La situazione che si vive attualmente in Grecia è tra le più confuse e incerte dal punto di vista economico e sociale: gli scioperi e i disordini sono all’ordine del giorno, nessuno riesce ad accettare le severe misure di austerity, il duro prezzo da pagare per la crisi del debito sovrano. Si può spiegare soltanto con la volontà di placare tutto questo l’ultimo intervento del primo ministro ellenico George Papandreou, il quale è intenzionato a dar vita a un referendum sull’intesa che è stata raggiunta con i creditori nel corso dell’ultimo meeting dell’Unione Europea.
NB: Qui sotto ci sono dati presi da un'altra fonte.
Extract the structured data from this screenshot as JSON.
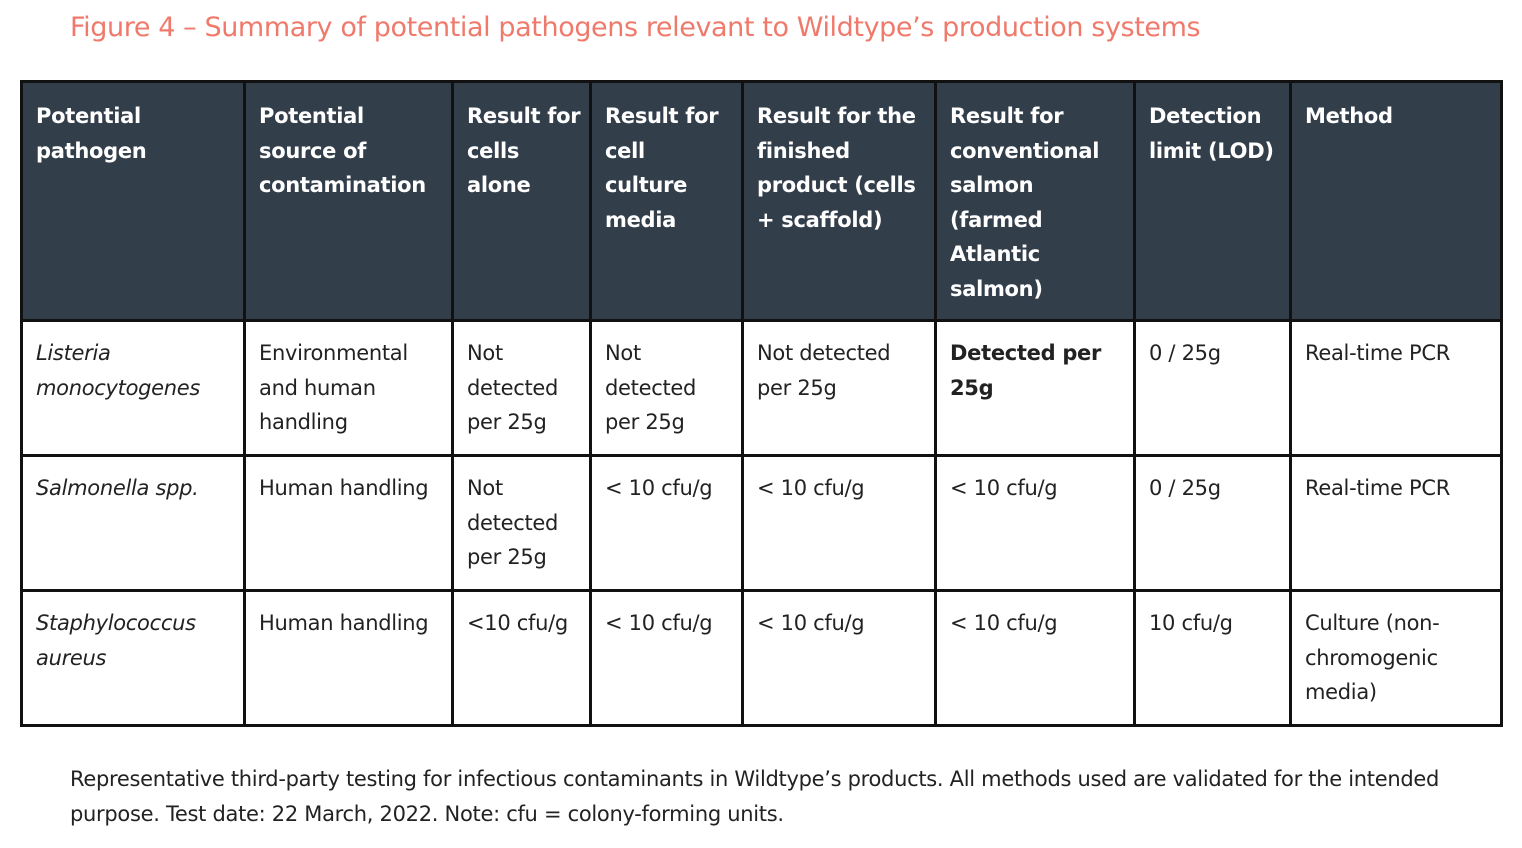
{
  "figure": {
    "title": "Figure 4 – Summary of potential pathogens relevant to Wildtype’s production systems",
    "title_color": "#ef7a6b",
    "header_bg": "#333e4b"
  },
  "table": {
    "headers": [
      "Potential pathogen",
      "Potential source of contamination",
      "Result for cells alone",
      "Result for cell culture media",
      "Result for the finished product (cells + scaffold)",
      "Result for conventional salmon (farmed Atlantic salmon)",
      "Detection limit (LOD)",
      "Method"
    ],
    "rows": [
      [
        "Listeria monocytogenes",
        "Environmental and human handling",
        "Not detected per 25g",
        "Not detected per 25g",
        "Not detected per 25g",
        "Detected per 25g",
        "0 / 25g",
        "Real-time PCR"
      ],
      [
        "Salmonella spp.",
        "Human handling",
        "Not detected per 25g",
        "< 10 cfu/g",
        "< 10 cfu/g",
        "< 10 cfu/g",
        "0 / 25g",
        "Real-time PCR"
      ],
      [
        "Staphylococcus aureus",
        "Human handling",
        "<10 cfu/g",
        "< 10 cfu/g",
        "< 10 cfu/g",
        "< 10 cfu/g",
        "10 cfu/g",
        "Culture (non-chromogenic media)"
      ]
    ]
  },
  "caption": "Representative third-party testing for infectious contaminants in Wildtype’s products. All methods used are validated for the intended purpose. Test date: 22 March, 2022. Note: cfu = colony-forming units."
}
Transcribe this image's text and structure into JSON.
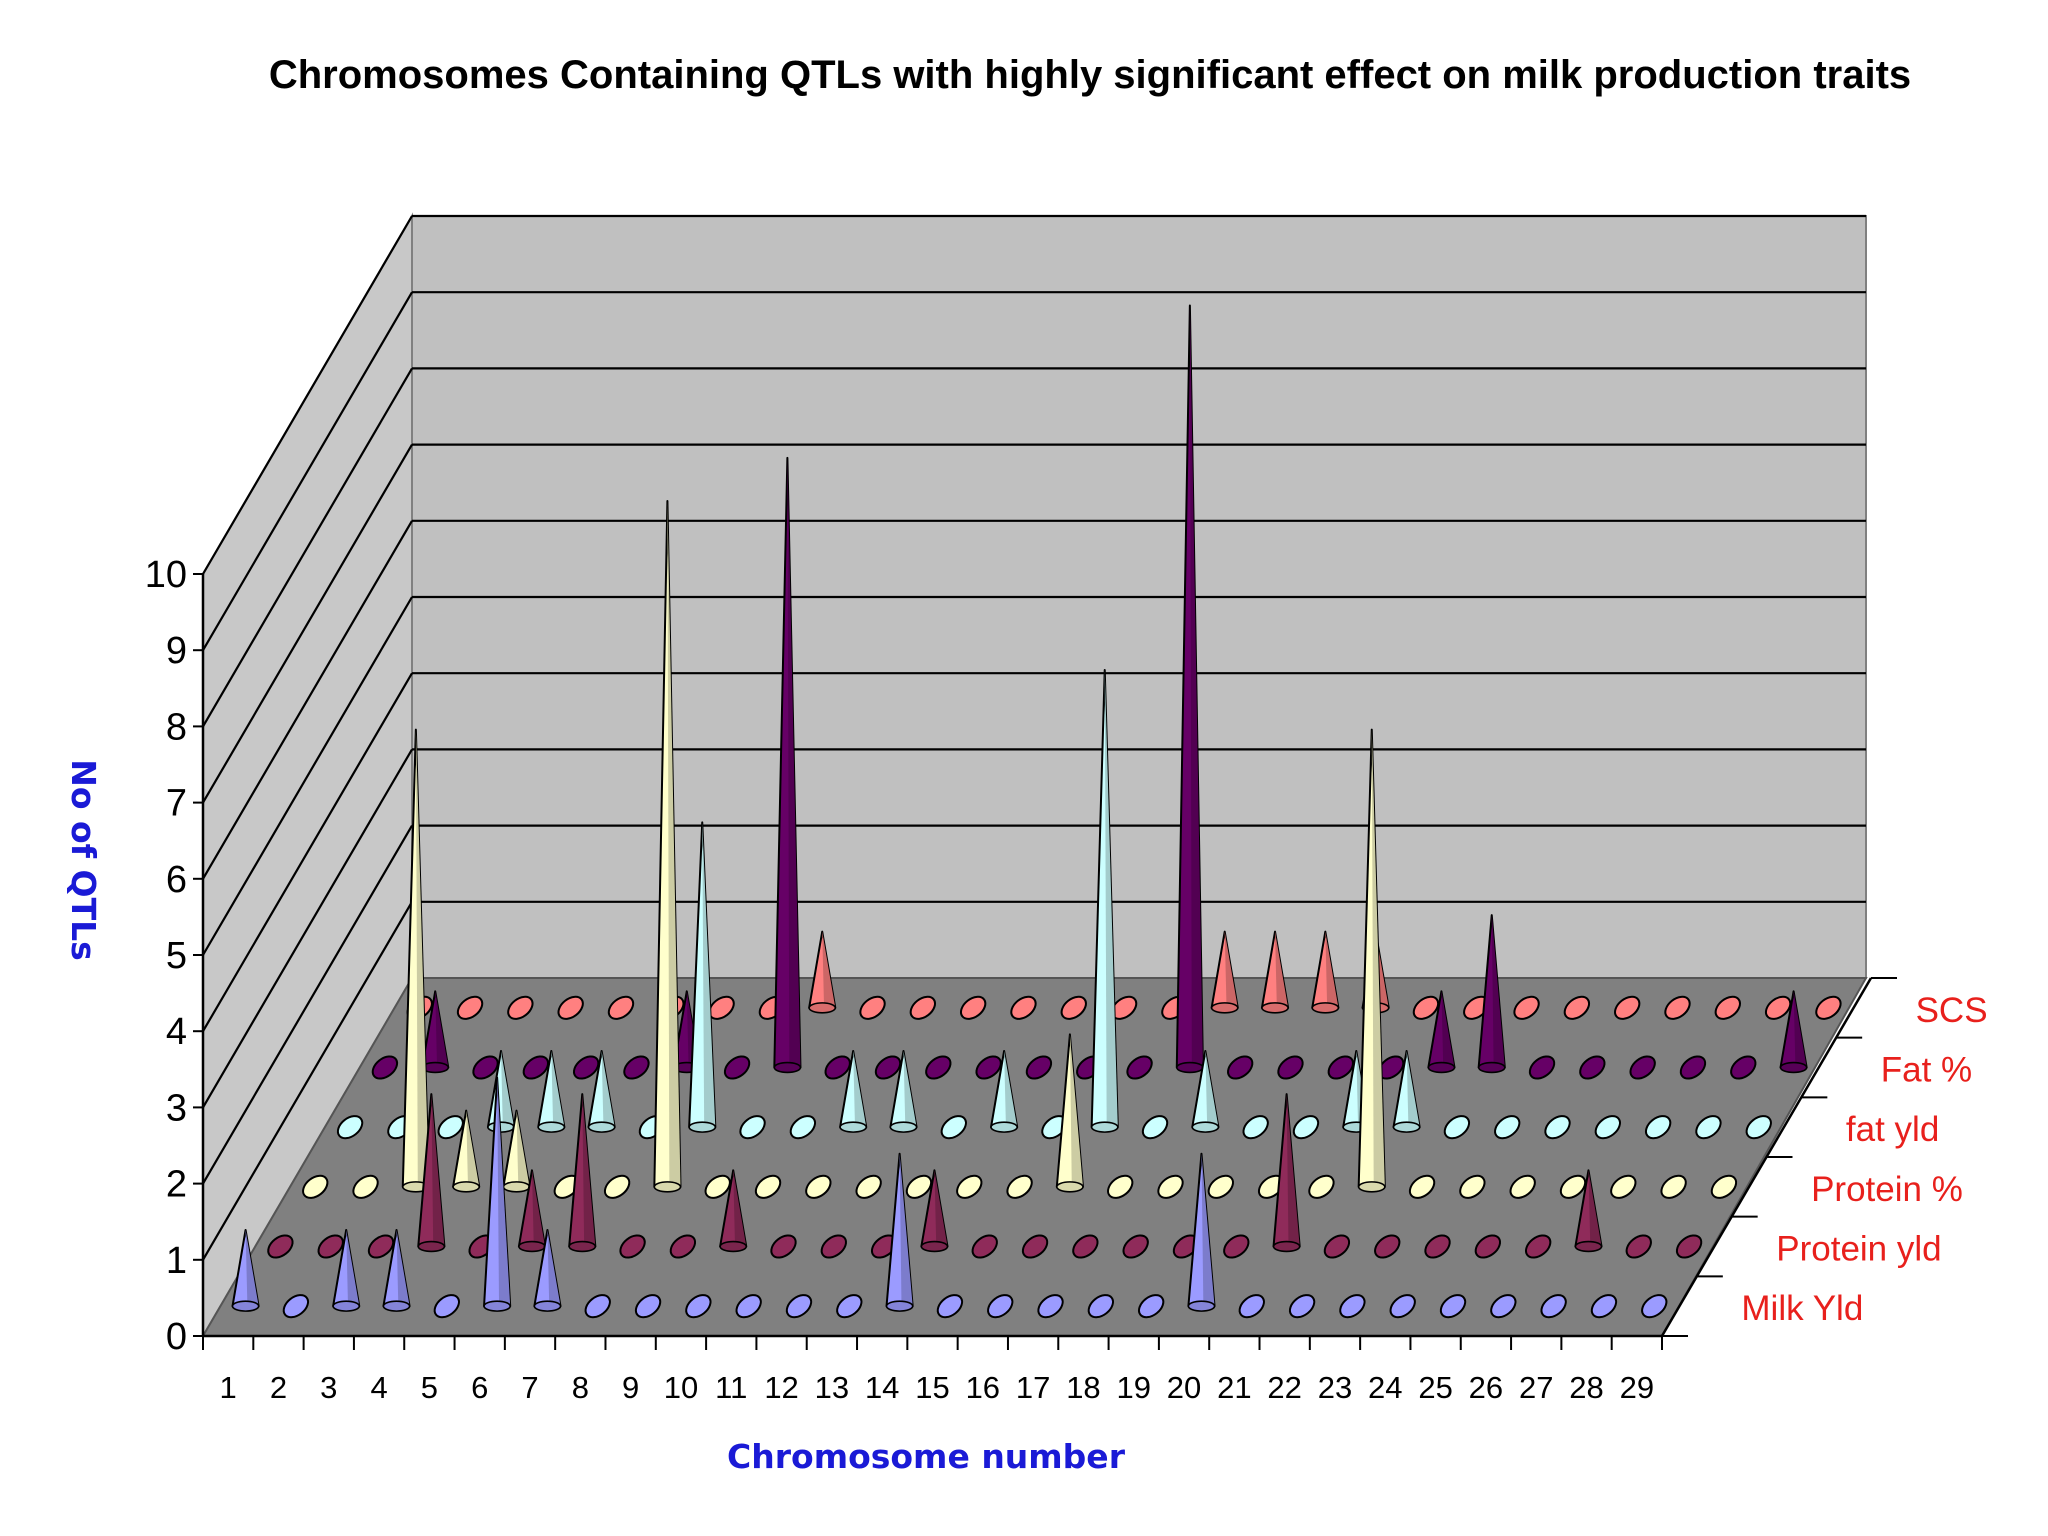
{
  "chart_data": {
    "type": "3d-cone",
    "title": "Chromosomes Containing  QTLs with highly significant effect on milk production traits",
    "xlabel": "Chromosome number",
    "ylabel": "No of QTLs",
    "ylim": [
      0,
      10
    ],
    "yticks": [
      "0",
      "1",
      "2",
      "3",
      "4",
      "5",
      "6",
      "7",
      "8",
      "9",
      "10"
    ],
    "categories": [
      "1",
      "2",
      "3",
      "4",
      "5",
      "6",
      "7",
      "8",
      "9",
      "10",
      "11",
      "12",
      "13",
      "14",
      "15",
      "16",
      "17",
      "18",
      "19",
      "20",
      "21",
      "22",
      "23",
      "24",
      "25",
      "26",
      "27",
      "28",
      "29"
    ],
    "grid": true,
    "series": [
      {
        "name": "Milk Yld",
        "color": "#9b9bff",
        "values": [
          1,
          0,
          1,
          1,
          0,
          3,
          1,
          0,
          0,
          0,
          0,
          0,
          0,
          2,
          0,
          0,
          0,
          0,
          0,
          2,
          0,
          0,
          0,
          0,
          0,
          0,
          0,
          0,
          0
        ]
      },
      {
        "name": "Protein yld",
        "color": "#8f2b5a",
        "values": [
          0,
          0,
          0,
          2,
          0,
          1,
          2,
          0,
          0,
          1,
          0,
          0,
          0,
          1,
          0,
          0,
          0,
          0,
          0,
          0,
          2,
          0,
          0,
          0,
          0,
          0,
          1,
          0,
          0
        ]
      },
      {
        "name": "Protein %",
        "color": "#ffffcc",
        "values": [
          0,
          0,
          6,
          1,
          1,
          0,
          0,
          9,
          0,
          0,
          0,
          0,
          0,
          0,
          0,
          2,
          0,
          0,
          0,
          0,
          0,
          6,
          0,
          0,
          0,
          0,
          0,
          0,
          0
        ]
      },
      {
        "name": "fat yld",
        "color": "#ccffff",
        "values": [
          0,
          0,
          0,
          1,
          1,
          1,
          0,
          4,
          0,
          0,
          1,
          1,
          0,
          1,
          0,
          6,
          0,
          1,
          0,
          0,
          1,
          1,
          0,
          0,
          0,
          0,
          0,
          0,
          0
        ]
      },
      {
        "name": "Fat %",
        "color": "#660066",
        "values": [
          0,
          1,
          0,
          0,
          0,
          0,
          1,
          0,
          8,
          0,
          0,
          0,
          0,
          0,
          0,
          0,
          10,
          0,
          0,
          0,
          0,
          1,
          2,
          0,
          0,
          0,
          0,
          0,
          1
        ]
      },
      {
        "name": "SCS",
        "color": "#ff8080",
        "values": [
          0,
          0,
          0,
          0,
          0,
          0,
          0,
          0,
          1,
          0,
          0,
          0,
          0,
          0,
          0,
          0,
          1,
          1,
          1,
          1,
          0,
          0,
          0,
          0,
          0,
          0,
          0,
          0,
          0
        ]
      }
    ]
  }
}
Si tratta quindi di una iniziativa che reca la firma del Pasok, il partito di maggioranza del paese. In questo modo, come è facile intuire, il popolo deciderà la sorta nazionale, votando sul mantenimento in vita o meno dell’accordo in questione, il quale solo a quel punto verrebbe davvero attuato. La decisione è molto delicata, dato che gli ultimi sondaggi hanno messo in luce una realtà abbastanza incontrovertibile: quasi il 59% dei greci è contrario al piano di aiuti finanziari e un esito negativo del referendum avrebbe senza dubbio degli effetti devastanti. Tra l’altro, a Cannes è tutto pronto per il G20 ed è proprio in questa occasione che Bruxelles suggerirà la massima collaborazione possibile per salvare l’euro, contando soprattutto sulle economie emergenti (Cina e Brasile in primis, ma anche il Giappone).
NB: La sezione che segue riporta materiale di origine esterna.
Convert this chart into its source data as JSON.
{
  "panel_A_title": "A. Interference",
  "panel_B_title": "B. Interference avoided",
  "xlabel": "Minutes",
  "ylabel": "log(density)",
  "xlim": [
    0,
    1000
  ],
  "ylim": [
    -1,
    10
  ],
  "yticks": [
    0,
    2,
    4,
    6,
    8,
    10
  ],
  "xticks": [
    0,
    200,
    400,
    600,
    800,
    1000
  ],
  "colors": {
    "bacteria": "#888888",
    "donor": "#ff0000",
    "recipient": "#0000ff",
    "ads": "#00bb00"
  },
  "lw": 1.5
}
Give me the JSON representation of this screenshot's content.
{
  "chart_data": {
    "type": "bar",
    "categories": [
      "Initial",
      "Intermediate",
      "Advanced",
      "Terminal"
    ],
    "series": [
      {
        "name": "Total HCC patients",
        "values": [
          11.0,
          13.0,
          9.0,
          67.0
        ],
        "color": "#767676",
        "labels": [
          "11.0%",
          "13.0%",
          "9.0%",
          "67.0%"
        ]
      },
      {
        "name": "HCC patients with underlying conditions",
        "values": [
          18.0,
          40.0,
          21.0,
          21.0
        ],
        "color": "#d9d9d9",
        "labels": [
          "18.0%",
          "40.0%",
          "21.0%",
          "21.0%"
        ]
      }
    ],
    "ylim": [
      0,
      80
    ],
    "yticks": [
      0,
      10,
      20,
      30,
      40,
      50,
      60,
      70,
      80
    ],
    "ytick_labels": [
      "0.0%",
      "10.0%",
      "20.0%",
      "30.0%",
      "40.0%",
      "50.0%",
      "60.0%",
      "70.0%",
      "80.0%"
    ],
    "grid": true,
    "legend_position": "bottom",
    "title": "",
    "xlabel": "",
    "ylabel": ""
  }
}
La prevalenza di cittadini contrati all’intesa è presto spiegata; in effetti, gli aiuti economici sono stati concessi, ma in cambio sono state accettate nuove austerità, sempre più incisive e inique, le quali hanno sconvolto l’esistenza di molta gente. Molto probabilmente non si è tenuta in debita considerazione la reazione dei greci, scesi subito in piazza per far valere i loro diritti: d’altronde, come si può dare torto a questi ultimi, divenuti i responsabili immediati di peccati che non hanno mai commesso.